The unresolved India–US trade deal remains a critical variable. Washington is unlikely to abandon efforts to secure better access to the Indian market or to align India more closely with its strategic objectives. But the leverage dynamic has shifted. With the EU pact concluded and other FTAs already in place—with the UK, UAE, Australia and others—India enters negotiations with greater confidence and alternatives. This could either encourage a more pragmatic US approach or harden positions further, depending on political winds in Washington.
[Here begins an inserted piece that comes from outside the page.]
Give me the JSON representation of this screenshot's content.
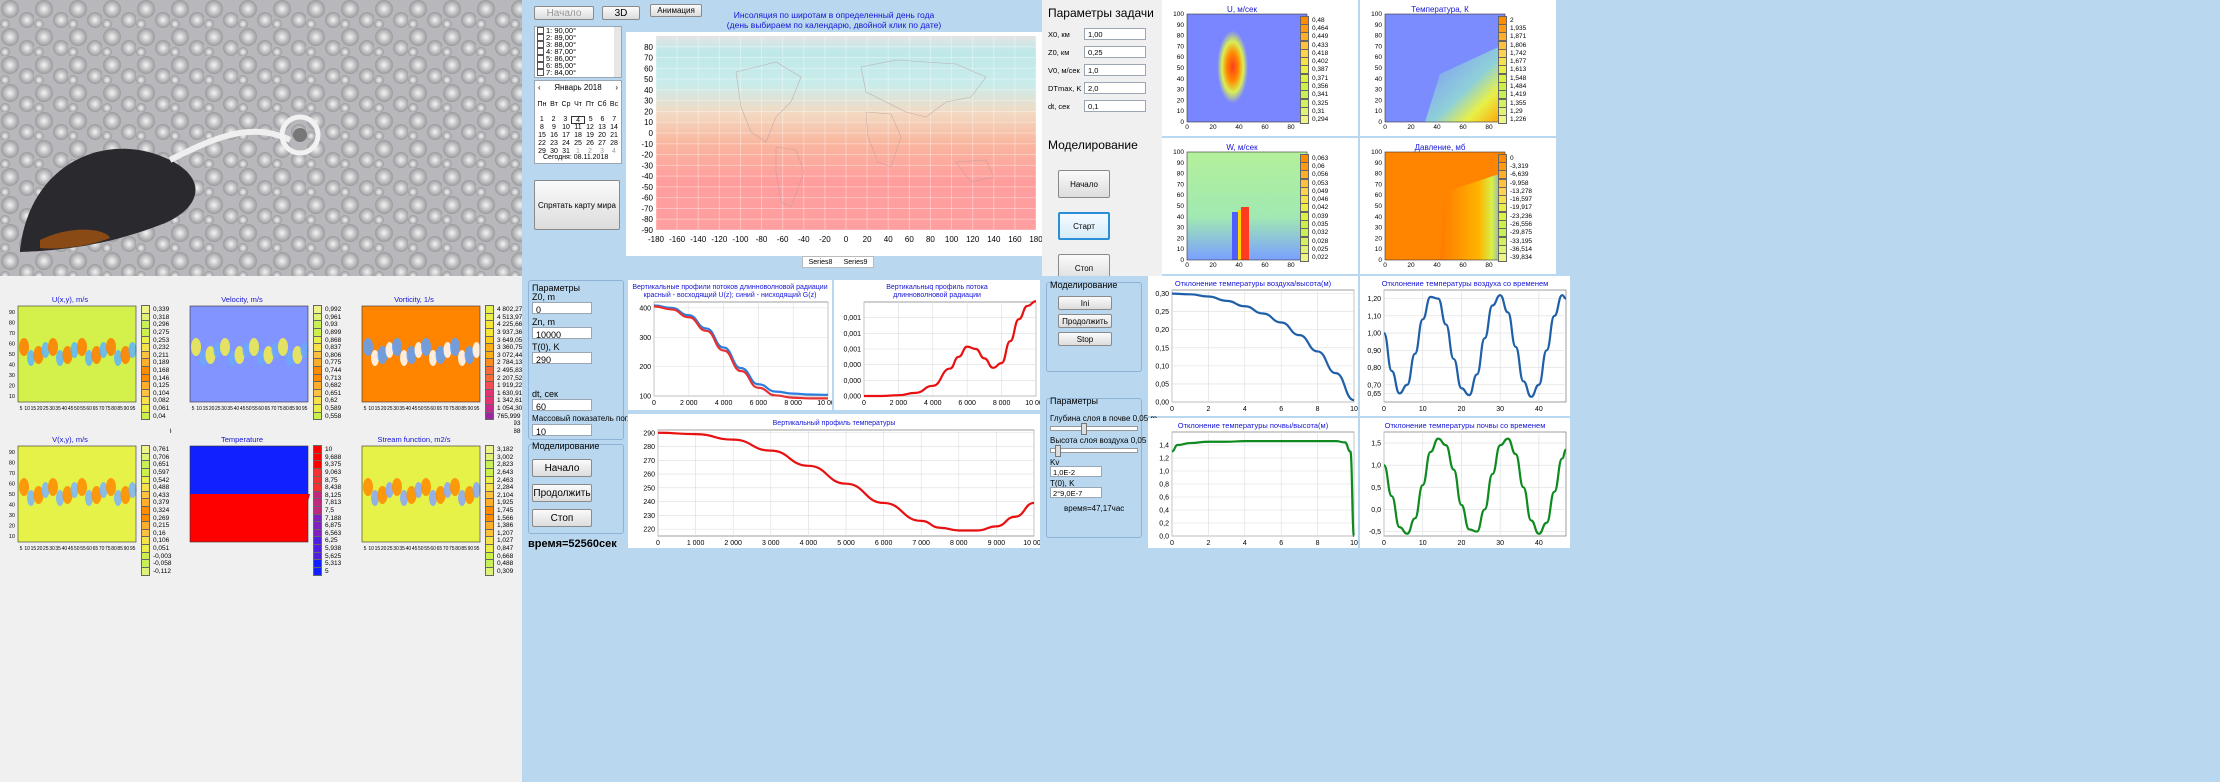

In the broader global context, the India–EU FTA illustrates how middle and emerging powers are reshaping the rules of economic engagement. Rather than choosing sides in a binary geopolitical contest, India is crafting a multi-aligned economic strategy—engaging the West, managing ties with Russia, competing with China, and expanding its footprint in the Global South. The EU, facing its own strategic uncertainties, appears willing to meet India halfway.
Ultimately, the agreement signals a shift from defensive trade politics to strategic economic statecraft. For India, it reinforces the idea that growth, jobs and global influence are increasingly intertwined. For Europe, it offers a hedge against strategic vulnerability. For the United States, it is a reminder that alliances are no longer monolithic and that economic diplomacy must adapt to a more plural world.
As Parliament debates the agreement and industries prepare for its implications, one thing is clear: the India–EU FTA is not just about tariffs and quotas. It is about where India sees itself in the world—and how the world, including uneasy partners like the US, responds to that ambition.